You may have seen this in my tweetstream yesterday:
— Charles G Hill (@dustbury) September 6, 2013
Actually, I can remember a September that started out worse than this one, and that was September 2000:
First: One hundred six! (Forty-one Celsius; it doesn’t help.) And it’s supposed to get warmer over the weekend. Water pressure isn’t suffering — yet.
Second: I quit counting at 108; if it got any warmer than that, I don’t want to know about it. [It didn't.]
Third: What kind of bizarre recipe is Mother Nature following here? “Preheat to 100-plus, then bake for weeks at a time.” I suppose we should be grateful we aren’t being marinated. Meanwhile, all the moisture we’re supposed to be getting is falling on people who are already sick of it.

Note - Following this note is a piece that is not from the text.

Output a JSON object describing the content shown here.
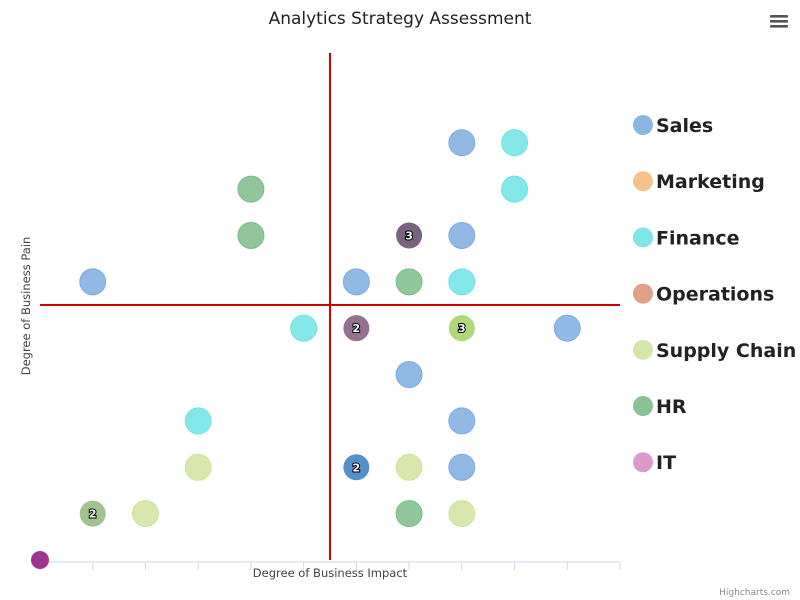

Fourth: The temperature dipped to a frosty 106 today, and there were actual signs of rain scattered around the eastern fringes, but nothing close to the Big Town. The worst, at least, seems to be over — until, of course, we start importing air from Canada’s Northwest Territories, which will start some time in the next sixty days.
Fifth: The temperature today inexplicably failed to make it into the triple digits today, and may fail to do so again tomorrow.
Sixth: As the weather shifts back into a more normal sort of pattern — it now feels like August in Oklahoma instead of July in Senegal — I can now concentrate on all the other things that annoy me no end.
No weather-related entry on the seventh.
And I was perhaps being unfair to Senegal, whose interior is the blast furnace; the coast, where most of the population lives, tends to be merely warm and rather moist in July. For comparison, the Tambacounda region, in eastern Senegal, once posted a high of 129°F.
For the record, there was no rain in Oklahoma City in September 2000 until the 22nd: 1.73 inches fell over the next two days. Daily highs: 22nd, 96; 23rd, 80; 24th, 56. Thank you, Canada. Said I on the 25th: “Life on the Lone Prairie has its drawbacks, especially if you have some notion that climate ought to be comfy.”